Ser Trump por um dia (ou o exemplo do Porto)
Antes de resolvermos a Síria, podemos começar por tirar os muros com rodas dos nossos centros históricos. O Porto conseguiu porque o Porto se mexeu.
Sei que Theresa May está disposta a rasgar a carta dos direitos humanos — e é difícil imaginar um líder de um país democrático a defender uma ideia pior. Mas esta semana nenhuma má notícia conseguiu diminuir o meu entusiasmo pela boa notícia que veio do Porto.

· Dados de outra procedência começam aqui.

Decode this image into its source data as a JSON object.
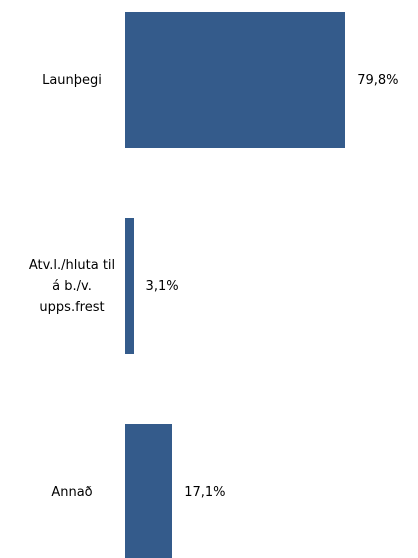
{
  "chart_data": {
    "type": "bar",
    "orientation": "horizontal",
    "categories": [
      "Launþegi",
      "Atv.l./hluta til á b./v. upps.frest",
      "Annað"
    ],
    "values": [
      79.8,
      3.1,
      17.1
    ],
    "value_labels": [
      "79,8%",
      "3,1%",
      "17,1%"
    ],
    "color": "#345b8b",
    "xlim": [
      0,
      100
    ]
  }
}
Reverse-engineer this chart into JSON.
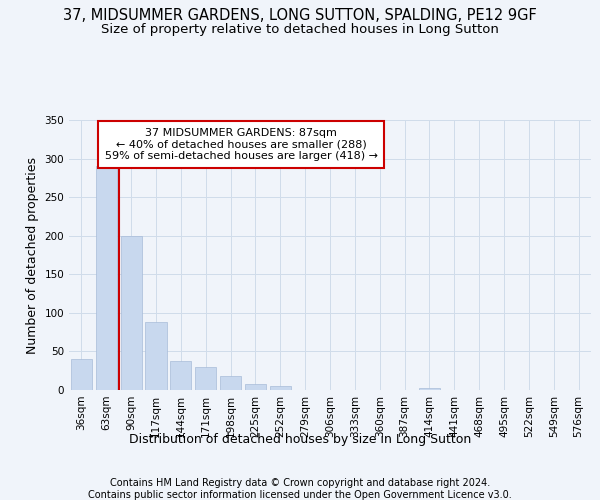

Na segunda-feira, o presidente da câmara Rui Moreira pôs em prática um novo código que regulamenta a circulação dos transportes turísticos na cidade. Sim, vamos ser Donald Trump por um dia e olhar apenas para o que se passa na nossa rua. Podemos adiar a resolução dos problemas porque há sempre problemas maiores. Ou resolver aqueles cuja solução está nas nossas mãos.
Confesso que me sinto menos sozinha. Há anos que fotografo e filmo os “autocarros ocasionais”, os open-top e os tuk tuk que sobem e descem a minha rua em Lisboa, entupindo a vida a tudo e todos. Os “ocasionais” são os piores. Autênticos muros com rodas, na expressão que roubo a um vizinho, são tão desproporcionadamente grandes que chegam a precisar de dez minutos para fazerem a curva a caminho da Sé Catedral. Uma vez lá em cima, param à porta da igreja para que os turistas vejam o monumento nacional. E de facto vêem, mas uma nesga apenas porque, à porta da Sé, está... o autocarro que os trouxe.
Na Torre dos Clérigos, no Porto, era mais ou menos assim. Os autocarros paravam à porta para deixar os turistas (e são muitos: no ano passado, 625 mil compraram bilhete). Ao lado, os tuk tuk paravam em segunda fila e, pelo caminho, os open-top ficavam parados a funcionar como bilheteiras. Telefonei ao presidente da Câmara para perceber o processo. A filosofia é simples: “A cidade não pode ficar sitiada pelo turismo.”
O novo regulamento define trajectos (impedindo a circulação em ruas estreitas); impõe um limite de pontos de paragem (em vez da porta dos Clérigos, os transportes turísticos ficam ao pé do Palácio da Justiça; em vez de descerem até à Ribeira, ficam entre a Alfândega e a Bolsa); um máximo de três minutos de paragem; proíbe a circulação nas zonas residenciais; limita o número de veículos por operadora (12); o número de empresas de tuk tuk na cidade (quatro), e impede-os de usarem a faixa bus. Ao mesmo tempo, as novas taxas de licenciamento foram desenhadas de modo a incentivar consumos ecológicos: quanto mais veículos eléctricos ou a gás as operadoras tiverem, menos taxas pagam. E se aceitarem ter um sistema de GPS que permita uma fiscalização remota, têm descontos. As normas ambientais vão endurecer ao longo dos próximos dez anos e o objectivo é os transportes turísticos representarem "emissão zero" de dióxido de carbono em 2027.
E os “muros com rodas”? “São ocasionais, não podemos licenciar”, diz Rui Moreira. “Mas podemos usar as regras de trânsito e impedir-lhes o acesso. Como fez Barcelona.” Antes de resolvermos a Síria, podemos começar por aqui. O Porto conseguiu porque o Porto se mexeu.